The only problem for the Savalis’ large class was that no room in their meetinghouse was big enough to set up a facilitation-style meeting the way the church trained them to do.

Still, the facilitation method worked, letting everyone share and feel supported, Taiai said.

Her sister, who joined the class, credited another factor.

“The manuals are so relatable to our people,” Elizabeth Betham said. “The people interviewed and photographed in it are from Samoa. We know these people. They are people our people our familiar with.”

Back to the future

Changes in eating habits are a major reason that Fiji, Samoa and Tonga make the world’s dreaded top 10 list for diabetes prevalence. One reason is the importation of fast food.

“Before, people fished and picked their own food off the fruit trees on their property,” said Elder Meliula Fata, the Samoan Area Seventy of The Church of Jesus Christ of Latter-day Saints. “Now fast food has come and taken the place of the previous diet. People have land but are lazy to plant. Now we have a food initiative to encourage people to plant vegetables and supply their own food for themselves instead of going to shops to buy frozen foods.”

On a warm Friday morning at the Lotopa Garden nestled behind a chapel near the Apia Samoa Temple, workers water seedlings that supply “Eat Healthy and Be Active” class participants from 14 Latter-day Saint stakes on Upolu Island. Every class participant is assigned to visit the garden and choose seedlings to plant in their own gardens. The variety is wide — from cabbage to tomatoes, watermelons to eggplant, pineapple to papaya.

The seedlings are free, and business is brisk. The workers start new seedlings almost every day.

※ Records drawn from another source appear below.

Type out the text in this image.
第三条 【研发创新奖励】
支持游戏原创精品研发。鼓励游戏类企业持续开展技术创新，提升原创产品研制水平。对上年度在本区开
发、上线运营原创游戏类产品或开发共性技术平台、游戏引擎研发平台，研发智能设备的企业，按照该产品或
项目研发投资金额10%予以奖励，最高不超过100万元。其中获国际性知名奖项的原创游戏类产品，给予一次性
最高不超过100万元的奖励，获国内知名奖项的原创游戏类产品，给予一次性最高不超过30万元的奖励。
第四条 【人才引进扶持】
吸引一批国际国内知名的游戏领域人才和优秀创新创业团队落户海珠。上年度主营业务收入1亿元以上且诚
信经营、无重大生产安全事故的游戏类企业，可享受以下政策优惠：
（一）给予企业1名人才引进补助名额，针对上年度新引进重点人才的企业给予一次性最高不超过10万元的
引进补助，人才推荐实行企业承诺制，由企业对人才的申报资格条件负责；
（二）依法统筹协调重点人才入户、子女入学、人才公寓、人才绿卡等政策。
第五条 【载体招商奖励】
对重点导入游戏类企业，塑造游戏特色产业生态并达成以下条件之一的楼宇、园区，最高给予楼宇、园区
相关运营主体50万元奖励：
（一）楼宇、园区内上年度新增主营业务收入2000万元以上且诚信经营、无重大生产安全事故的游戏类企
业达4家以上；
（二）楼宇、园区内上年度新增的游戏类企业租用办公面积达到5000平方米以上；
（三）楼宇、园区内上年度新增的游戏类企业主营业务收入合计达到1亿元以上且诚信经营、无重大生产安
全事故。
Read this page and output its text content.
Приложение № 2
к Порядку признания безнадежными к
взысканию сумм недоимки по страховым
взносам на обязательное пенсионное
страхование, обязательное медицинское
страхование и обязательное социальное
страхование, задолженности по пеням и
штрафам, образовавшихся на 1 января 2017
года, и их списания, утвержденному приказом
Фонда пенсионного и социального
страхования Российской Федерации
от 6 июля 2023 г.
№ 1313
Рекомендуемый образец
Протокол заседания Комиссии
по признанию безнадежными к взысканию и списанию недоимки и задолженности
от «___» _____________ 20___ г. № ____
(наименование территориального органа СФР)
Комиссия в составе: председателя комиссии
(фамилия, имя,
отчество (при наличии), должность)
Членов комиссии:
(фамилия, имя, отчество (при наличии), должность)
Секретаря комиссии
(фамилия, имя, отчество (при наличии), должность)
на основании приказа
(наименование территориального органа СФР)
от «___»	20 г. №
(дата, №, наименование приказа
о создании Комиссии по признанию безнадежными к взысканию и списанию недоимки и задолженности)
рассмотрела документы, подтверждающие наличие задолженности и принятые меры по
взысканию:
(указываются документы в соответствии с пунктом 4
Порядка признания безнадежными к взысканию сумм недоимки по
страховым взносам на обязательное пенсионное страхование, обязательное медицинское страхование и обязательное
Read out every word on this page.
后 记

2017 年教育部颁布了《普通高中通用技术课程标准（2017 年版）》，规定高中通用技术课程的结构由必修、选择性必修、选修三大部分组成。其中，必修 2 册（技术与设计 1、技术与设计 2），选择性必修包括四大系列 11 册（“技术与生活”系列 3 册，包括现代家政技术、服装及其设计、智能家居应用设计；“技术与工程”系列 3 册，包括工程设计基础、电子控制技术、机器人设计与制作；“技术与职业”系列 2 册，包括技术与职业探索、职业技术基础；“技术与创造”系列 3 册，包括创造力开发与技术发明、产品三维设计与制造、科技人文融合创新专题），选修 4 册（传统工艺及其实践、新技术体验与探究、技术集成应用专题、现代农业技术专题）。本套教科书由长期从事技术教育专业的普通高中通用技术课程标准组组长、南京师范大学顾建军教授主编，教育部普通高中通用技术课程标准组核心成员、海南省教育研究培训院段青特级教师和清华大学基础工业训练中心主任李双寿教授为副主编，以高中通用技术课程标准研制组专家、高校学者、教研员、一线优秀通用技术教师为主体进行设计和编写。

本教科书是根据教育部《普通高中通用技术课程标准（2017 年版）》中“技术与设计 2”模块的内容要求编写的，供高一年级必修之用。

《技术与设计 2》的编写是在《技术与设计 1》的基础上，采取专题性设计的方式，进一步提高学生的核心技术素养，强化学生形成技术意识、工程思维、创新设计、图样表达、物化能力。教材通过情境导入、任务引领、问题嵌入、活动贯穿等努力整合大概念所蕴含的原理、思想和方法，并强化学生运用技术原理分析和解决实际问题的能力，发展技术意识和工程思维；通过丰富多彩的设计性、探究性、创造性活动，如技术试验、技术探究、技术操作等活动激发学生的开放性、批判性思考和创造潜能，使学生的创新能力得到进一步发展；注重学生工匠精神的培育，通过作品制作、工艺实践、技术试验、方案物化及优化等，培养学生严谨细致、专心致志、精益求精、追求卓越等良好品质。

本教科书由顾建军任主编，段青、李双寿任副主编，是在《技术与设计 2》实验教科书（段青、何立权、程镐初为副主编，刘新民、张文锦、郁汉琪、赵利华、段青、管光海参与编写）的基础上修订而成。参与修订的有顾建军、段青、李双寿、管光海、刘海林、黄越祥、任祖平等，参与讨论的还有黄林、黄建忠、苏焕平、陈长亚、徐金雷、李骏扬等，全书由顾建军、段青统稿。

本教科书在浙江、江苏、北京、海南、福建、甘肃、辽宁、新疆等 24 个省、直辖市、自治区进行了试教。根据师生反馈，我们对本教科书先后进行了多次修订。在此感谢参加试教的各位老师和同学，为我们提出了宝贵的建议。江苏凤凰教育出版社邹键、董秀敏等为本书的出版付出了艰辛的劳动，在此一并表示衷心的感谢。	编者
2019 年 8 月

In congregations all over Upolu Island, class participants gather to exercise in new Zumba classes and around their dinner tables to meals with more vegetables and fruits.

Leadership in several nations has noticed, including in Samoa.

“The Ministry of Health has approved these programs and wants us to go to the schools to present it,” Elder Fata said. “They want to join ‘Eat Healthy and Be Active.”

Same boat

“You can go to temples in many places in the Pacific area now and find people gathered together outside giving their best shot at daily exercises,” Elder Ardern said. “It’s about the freedom you gain when you’re healthy.”

He said a man in Australia told him two weeks ago, “I’m a really disciplined person, but I’ve never been disciplined with my diet. This program has helped me. Now I’m half the man I used to be.”

Diabetes is insidious, according to Ardern.

“Diabetes is not the territory of overweight people alone,” he said. “We have to make sure people understand that. Some people just have it in their genes that they’re going to be more susceptible to diabetes, and being overweight adds to that susceptibility. Healthy living decreases that susceptibility.”

The classes began on the island of Tahiti in February once translation of the manual into French was complete. It is now in English, Samoan and Tongan, too. Teamo is looking forward to class on Wednesday night because it will be the halfway mark and a nurse will check her blood pressure for the first time since her scare.

Teamo said the first lesson asked participants to act in faith, and the woman who teaches teenagers in a seminary class four nights a week dove right in.

“I went home and prayed to Heavenly Father that he would help me eat less and feel better so I would be better able to serve him,” she said.

Restricted by her shortness of breath, Teamo has increased her exercise cautiously by playing ball with her 11-year-old daughter and her friends and taking them to the beach to walk and play. She walks more and watches less television.

She is grateful for her new friends in the class.

“We’re all in the same boat,” said one, Annette Maiterai, 45, a mother of two with great energy and even greater joy in the 9 pounds she has lost so far. “We embarked on the same voyage. When someone falls off the ship, we pick him back up and put him back on the boat.”